6) Validate (no new denials)
sudo journalctl -k -b --since "2 minutes ago" --no-pager | \
grep -iE 'cursor_sandbox|apparmor="DENIED"|unprivileged_userns'
If clean and popup is gone, you’re done.
7) After each Cursor upgrade: diff & merge safely
Rationale: vendor may add new required rules in future; diversion keeps both versions available.

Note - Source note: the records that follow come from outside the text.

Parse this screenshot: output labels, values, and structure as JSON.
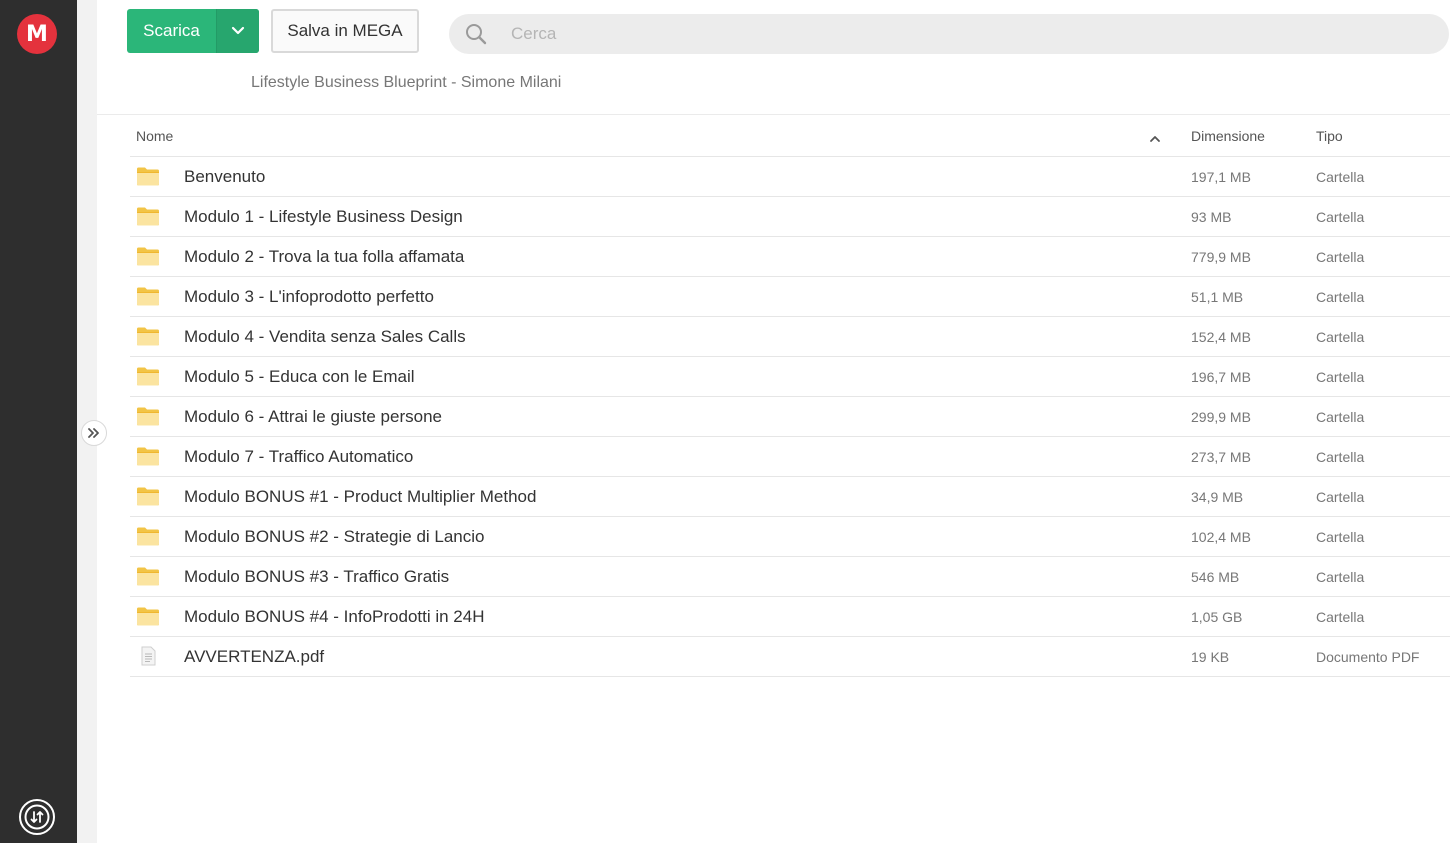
{
  "app": {
    "logo_glyph": "M",
    "accent": "#e4323d",
    "download_color": "#2bb679"
  },
  "toolbar": {
    "download_label": "Scarica",
    "save_label": "Salva in MEGA"
  },
  "search": {
    "placeholder": "Cerca"
  },
  "breadcrumb": {
    "title": "Lifestyle Business Blueprint - Simone Milani"
  },
  "table": {
    "columns": {
      "name": "Nome",
      "size": "Dimensione",
      "type": "Tipo"
    },
    "rows": [
      {
        "icon": "folder-icon",
        "name": "Benvenuto",
        "size": "197,1 MB",
        "type": "Cartella"
      },
      {
        "icon": "folder-icon",
        "name": "Modulo 1 - Lifestyle Business Design",
        "size": "93 MB",
        "type": "Cartella"
      },
      {
        "icon": "folder-icon",
        "name": "Modulo 2 - Trova la tua folla affamata",
        "size": "779,9 MB",
        "type": "Cartella"
      },
      {
        "icon": "folder-icon",
        "name": "Modulo 3 - L'infoprodotto perfetto",
        "size": "51,1 MB",
        "type": "Cartella"
      },
      {
        "icon": "folder-icon",
        "name": "Modulo 4 - Vendita senza Sales Calls",
        "size": "152,4 MB",
        "type": "Cartella"
      },
      {
        "icon": "folder-icon",
        "name": "Modulo 5 - Educa con le Email",
        "size": "196,7 MB",
        "type": "Cartella"
      },
      {
        "icon": "folder-icon",
        "name": "Modulo 6 - Attrai le giuste persone",
        "size": "299,9 MB",
        "type": "Cartella"
      },
      {
        "icon": "folder-icon",
        "name": "Modulo 7 - Traffico Automatico",
        "size": "273,7 MB",
        "type": "Cartella"
      },
      {
        "icon": "folder-icon",
        "name": "Modulo BONUS #1 - Product Multiplier Method",
        "size": "34,9 MB",
        "type": "Cartella"
      },
      {
        "icon": "folder-icon",
        "name": "Modulo BONUS #2 - Strategie di Lancio",
        "size": "102,4 MB",
        "type": "Cartella"
      },
      {
        "icon": "folder-icon",
        "name": "Modulo BONUS #3 - Traffico Gratis",
        "size": "546 MB",
        "type": "Cartella"
      },
      {
        "icon": "folder-icon",
        "name": "Modulo BONUS #4 - InfoProdotti in 24H",
        "size": "1,05 GB",
        "type": "Cartella"
      },
      {
        "icon": "pdf-file-icon",
        "name": "AVVERTENZA.pdf",
        "size": "19 KB",
        "type": "Documento PDF"
      }
    ]
  }
}
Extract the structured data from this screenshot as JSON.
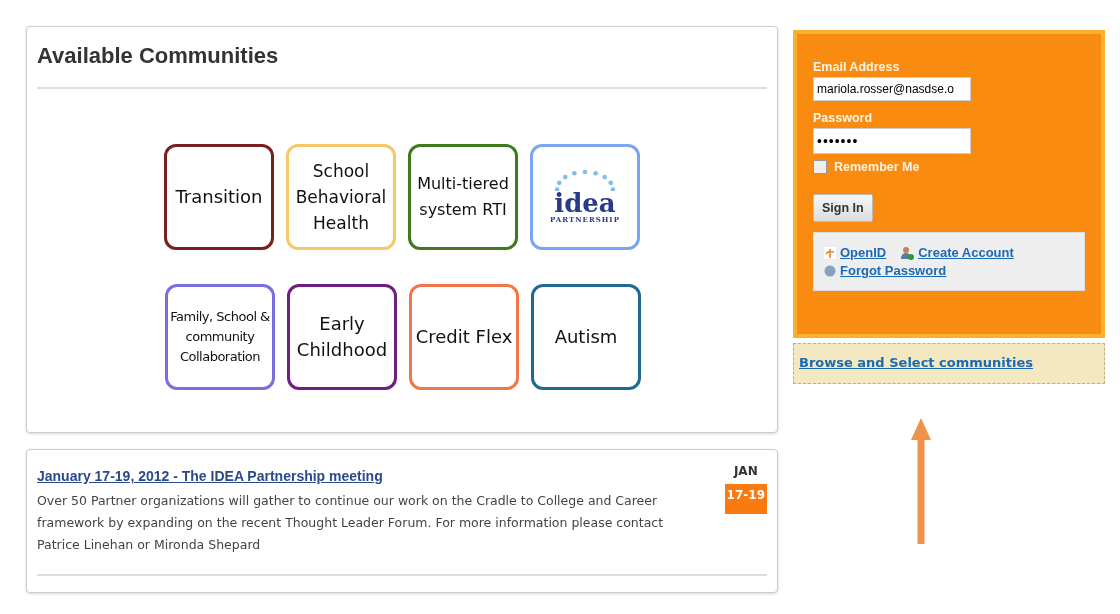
{
  "communities": {
    "title": "Available Communities",
    "tiles": [
      {
        "kind": "text",
        "label": "Transition",
        "color": "#7a1f1f"
      },
      {
        "kind": "text",
        "label": "School Behavioral Health",
        "color": "#f5c96a"
      },
      {
        "kind": "text",
        "label": "Multi-tiered system RTI",
        "color": "#3f7a1f"
      },
      {
        "kind": "logo",
        "label": "idea",
        "sublabel": "PARTNERSHIP",
        "color": "#7aa5f0"
      },
      {
        "kind": "small",
        "label": "Family, School & community Collaboration",
        "color": "#7a6fe0"
      },
      {
        "kind": "text",
        "label": "Early Childhood",
        "color": "#6e1f80"
      },
      {
        "kind": "text",
        "label": "Credit Flex",
        "color": "#f2764a"
      },
      {
        "kind": "text",
        "label": "Autism",
        "color": "#1f6a90"
      }
    ]
  },
  "event": {
    "title": "January 17-19, 2012 - The IDEA Partnership meeting",
    "body": "Over 50 Partner organizations will gather to continue our work on the Cradle to College and Career framework by expanding on the recent Thought Leader Forum.  For more information please contact Patrice Linehan or Mironda Shepard",
    "month": "JAN",
    "days": "17-19"
  },
  "login": {
    "email_label": "Email Address",
    "email": "mariola.rosser@nasdse.o",
    "password_label": "Password",
    "password": "•••••••",
    "remember_label": "Remember Me",
    "remember_checked": false,
    "sign_in": "Sign In",
    "links": {
      "openid": "OpenID",
      "create": "Create Account",
      "forgot": "Forgot Password"
    }
  },
  "browse_link": "Browse and Select communities"
}
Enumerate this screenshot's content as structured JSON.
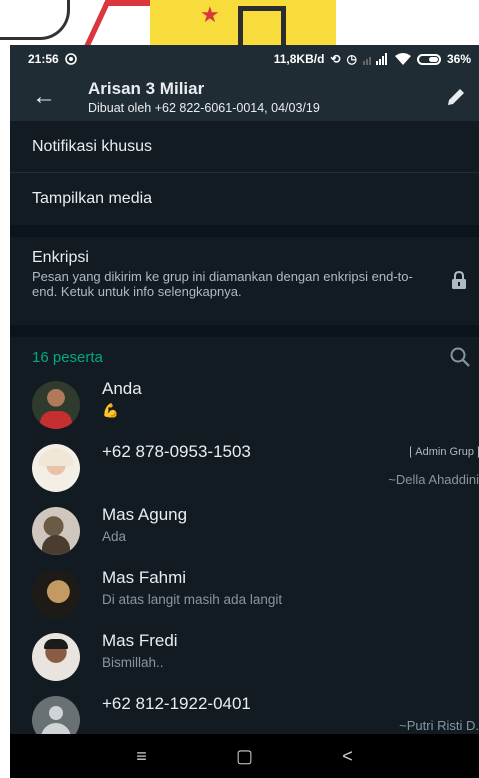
{
  "status_bar": {
    "time": "21:56",
    "network_speed": "11,8KB/d",
    "battery": "36%"
  },
  "header": {
    "title": "Arisan 3 Miliar",
    "subtitle": "Dibuat oleh +62 822-6061-0014, 04/03/19"
  },
  "settings": {
    "custom_notifications": "Notifikasi khusus",
    "media_visibility": "Tampilkan media"
  },
  "encryption": {
    "label": "Enkripsi",
    "description": "Pesan yang dikirim ke grup ini diamankan dengan enkripsi end-to-end. Ketuk untuk info selengkapnya."
  },
  "participants": {
    "count_label": "16 peserta",
    "members": [
      {
        "name": "Anda",
        "status": "💪",
        "badge": "",
        "pushname": ""
      },
      {
        "name": "+62 878-0953-1503",
        "status": "",
        "badge": "Admin Grup",
        "pushname": "~Della Ahaddini"
      },
      {
        "name": "Mas Agung",
        "status": "Ada",
        "badge": "",
        "pushname": ""
      },
      {
        "name": "Mas Fahmi",
        "status": "Di atas langit masih ada langit",
        "badge": "",
        "pushname": ""
      },
      {
        "name": "Mas Fredi",
        "status": "Bismillah..",
        "badge": "",
        "pushname": ""
      },
      {
        "name": "+62 812-1922-0401",
        "status": "",
        "badge": "",
        "pushname": "~Putri Risti D."
      }
    ]
  },
  "navbar": {
    "recents_icon": "≡",
    "home_icon": "▢",
    "back_icon": "<"
  },
  "colors": {
    "accent": "#00a884",
    "background": "#121b22",
    "appbar": "#1f2c34"
  }
}
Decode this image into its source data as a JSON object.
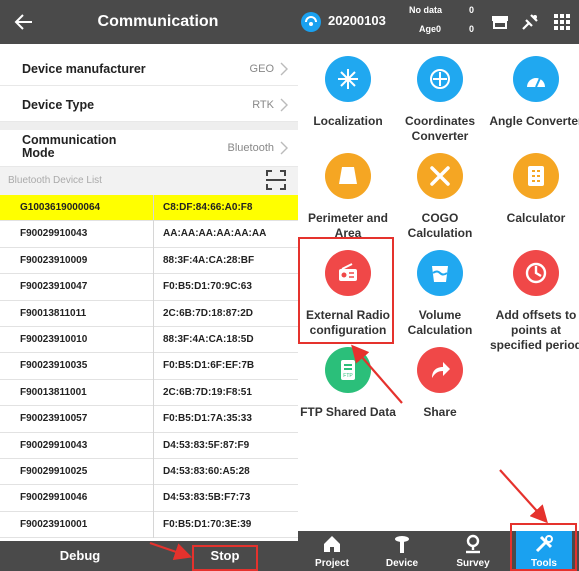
{
  "left": {
    "header": {
      "title": "Communication"
    },
    "settings": [
      {
        "label": "Device manufacturer",
        "value": "GEO"
      },
      {
        "label": "Device Type",
        "value": "RTK"
      },
      {
        "label": "Communication Mode",
        "value": "Bluetooth"
      }
    ],
    "list_header": "Bluetooth Device List",
    "devices": [
      {
        "name": "G1003619000064",
        "address": "C8:DF:84:66:A0:F8",
        "selected": true
      },
      {
        "name": "F90029910043",
        "address": "AA:AA:AA:AA:AA:AA"
      },
      {
        "name": "F90023910009",
        "address": "88:3F:4A:CA:28:BF"
      },
      {
        "name": "F90023910047",
        "address": "F0:B5:D1:70:9C:63"
      },
      {
        "name": "F90013811011",
        "address": "2C:6B:7D:18:87:2D"
      },
      {
        "name": "F90023910010",
        "address": "88:3F:4A:CA:18:5D"
      },
      {
        "name": "F90023910035",
        "address": "F0:B5:D1:6F:EF:7B"
      },
      {
        "name": "F90013811001",
        "address": "2C:6B:7D:19:F8:51"
      },
      {
        "name": "F90023910057",
        "address": "F0:B5:D1:7A:35:33"
      },
      {
        "name": "F90029910043",
        "address": "D4:53:83:5F:87:F9"
      },
      {
        "name": "F90029910025",
        "address": "D4:53:83:60:A5:28"
      },
      {
        "name": "F90029910046",
        "address": "D4:53:83:5B:F7:73"
      },
      {
        "name": "F90023910001",
        "address": "F0:B5:D1:70:3E:39"
      }
    ],
    "footer": {
      "debug": "Debug",
      "stop": "Stop"
    }
  },
  "right": {
    "header": {
      "project": "20200103",
      "status1": "No data",
      "status2": "Age0",
      "num1": "0",
      "num2": "0"
    },
    "tools": [
      {
        "label": "Localization",
        "icon": "localization-icon",
        "color": "#20a8f0"
      },
      {
        "label": "Coordinates Converter",
        "icon": "coordinates-converter-icon",
        "color": "#20a8f0"
      },
      {
        "label": "Angle Converter",
        "icon": "angle-converter-icon",
        "color": "#20a8f0"
      },
      {
        "label": "Perimeter and Area",
        "icon": "perimeter-area-icon",
        "color": "#f5a623"
      },
      {
        "label": "COGO Calculation",
        "icon": "cogo-icon",
        "color": "#f5a623"
      },
      {
        "label": "Calculator",
        "icon": "calculator-icon",
        "color": "#f5a623"
      },
      {
        "label": "External Radio configuration",
        "icon": "external-radio-icon",
        "color": "#f04848"
      },
      {
        "label": "Volume Calculation",
        "icon": "volume-icon",
        "color": "#20a8f0"
      },
      {
        "label": "Add offsets to points at specified period",
        "icon": "add-offsets-icon",
        "color": "#f04848"
      },
      {
        "label": "FTP Shared Data",
        "icon": "ftp-icon",
        "color": "#2bbf7a"
      },
      {
        "label": "Share",
        "icon": "share-icon",
        "color": "#f04848"
      }
    ],
    "nav": [
      {
        "label": "Project"
      },
      {
        "label": "Device"
      },
      {
        "label": "Survey"
      },
      {
        "label": "Tools",
        "active": true
      }
    ]
  },
  "colors": {
    "header_bg": "#4a4a4a",
    "selected_row": "#ffff00",
    "accent_blue": "#1aa1f0",
    "highlight_red": "#e5322d"
  }
}
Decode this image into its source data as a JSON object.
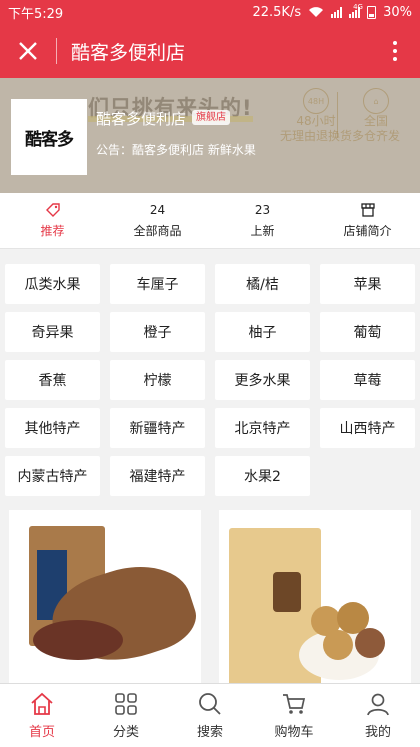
{
  "status_bar": {
    "time": "下午5:29",
    "net_speed": "22.5K/s",
    "network_type": "4G",
    "battery": "30%"
  },
  "nav": {
    "title": "酷客多便利店"
  },
  "banner": {
    "slogan": "们只挑有来头的!",
    "promo_48h_badge": "48H",
    "promo_48h": "48小时\n无理由退换货",
    "promo_multi": "全国\n多仓齐发"
  },
  "store": {
    "logo_text": "酷客多",
    "name": "酷客多便利店",
    "badge": "旗舰店",
    "notice": "公告：酷客多便利店 新鲜水果"
  },
  "tabs": {
    "recommend": "推荐",
    "all_count": "24",
    "all_label": "全部商品",
    "new_count": "23",
    "new_label": "上新",
    "intro_label": "店铺简介"
  },
  "categories": [
    "瓜类水果",
    "车厘子",
    "橘/桔",
    "苹果",
    "奇异果",
    "橙子",
    "柚子",
    "葡萄",
    "香蕉",
    "柠檬",
    "更多水果",
    "草莓",
    "其他特产",
    "新疆特产",
    "北京特产",
    "山西特产",
    "内蒙古特产",
    "福建特产",
    "水果2"
  ],
  "bottom_nav": {
    "home": "首页",
    "category": "分类",
    "search": "搜索",
    "cart": "购物车",
    "mine": "我的"
  },
  "colors": {
    "accent": "#e53847",
    "background": "#f2f2f2"
  }
}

diff -u /etc/apparmor.d/cursor-sandbox.distrib /etc/apparmor.d/cursor-sandbox | less
Avoid the chattr +i /etc/apparmor.d/cursor-sandbox approach: it can cause apt/dpkg upgrade failures or leave the package half-configured. dpkg-divert is the packaging-native way to prevent overwrites while still receiving upstream changes for review.